From Michael Jordan, the Chicago Bulls superstar for whom everything has gone right, to Scott Norwood, the Buffalo Bills kicker who was last year’s Super Bowl goat, viewers can hardly have missed a growing willingness, even eagerness, to mention God in post-game conversation.

Among examples:

* Jordan and his teammates, after winning the franchise’s first National Basketball Assn. championship in 1991, gave NBC cameras little choice but to record a brief prayer session. The celebrating players, on returning to the locker room, joined in a circle and recited the Lord’s Prayer. As players hugged the NBA trophy, there was a lot of talk about thanking God.
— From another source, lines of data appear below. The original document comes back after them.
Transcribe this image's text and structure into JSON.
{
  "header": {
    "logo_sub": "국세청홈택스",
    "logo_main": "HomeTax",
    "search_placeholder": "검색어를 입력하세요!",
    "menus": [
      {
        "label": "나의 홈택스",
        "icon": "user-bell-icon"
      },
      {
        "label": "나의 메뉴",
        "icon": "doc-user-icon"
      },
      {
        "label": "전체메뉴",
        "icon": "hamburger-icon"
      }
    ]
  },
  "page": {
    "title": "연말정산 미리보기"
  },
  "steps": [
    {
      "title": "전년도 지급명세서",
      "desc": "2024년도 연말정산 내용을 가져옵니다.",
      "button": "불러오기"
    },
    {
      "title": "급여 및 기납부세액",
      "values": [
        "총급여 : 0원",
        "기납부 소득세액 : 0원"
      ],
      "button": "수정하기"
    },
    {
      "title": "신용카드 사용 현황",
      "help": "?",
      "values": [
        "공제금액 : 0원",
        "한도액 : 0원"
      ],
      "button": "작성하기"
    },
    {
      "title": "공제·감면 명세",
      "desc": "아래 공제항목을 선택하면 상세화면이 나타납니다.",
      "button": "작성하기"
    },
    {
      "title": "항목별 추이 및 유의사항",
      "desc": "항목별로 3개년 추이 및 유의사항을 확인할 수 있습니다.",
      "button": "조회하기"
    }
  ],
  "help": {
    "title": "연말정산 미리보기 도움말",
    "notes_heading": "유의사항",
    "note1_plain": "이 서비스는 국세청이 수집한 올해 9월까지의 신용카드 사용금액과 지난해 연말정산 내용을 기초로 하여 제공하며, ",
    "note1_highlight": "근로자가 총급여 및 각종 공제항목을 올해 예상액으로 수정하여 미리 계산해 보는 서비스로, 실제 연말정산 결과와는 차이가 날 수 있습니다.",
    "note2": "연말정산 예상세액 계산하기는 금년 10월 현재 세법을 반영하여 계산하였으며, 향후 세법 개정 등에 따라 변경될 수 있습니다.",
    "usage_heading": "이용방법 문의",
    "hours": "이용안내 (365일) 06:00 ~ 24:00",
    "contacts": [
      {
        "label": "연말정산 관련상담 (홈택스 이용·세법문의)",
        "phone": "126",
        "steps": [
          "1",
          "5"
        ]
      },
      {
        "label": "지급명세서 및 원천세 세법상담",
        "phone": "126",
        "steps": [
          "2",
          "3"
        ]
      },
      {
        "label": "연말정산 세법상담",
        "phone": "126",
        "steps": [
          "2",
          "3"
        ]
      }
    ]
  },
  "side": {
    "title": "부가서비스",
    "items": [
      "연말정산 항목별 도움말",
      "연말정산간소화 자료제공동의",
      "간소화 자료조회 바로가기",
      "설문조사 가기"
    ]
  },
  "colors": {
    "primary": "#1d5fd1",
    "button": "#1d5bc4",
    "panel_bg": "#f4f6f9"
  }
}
* The Lord’s Prayer is recited after every game by this year’s Super Bowl-bound Washington Redskins, according to the team’s chaplain. The big show Sunday in Minneapolis will be no exception, and the national television audience could get a glimpse of praying players.

“I can guarantee you, if we win the Super Bowl, when they come into the locker room, the cameras will be on and the first thing that will happen is there will be a prayer,” said the team’s volunteer chaplain, the Rev. Lee Corder.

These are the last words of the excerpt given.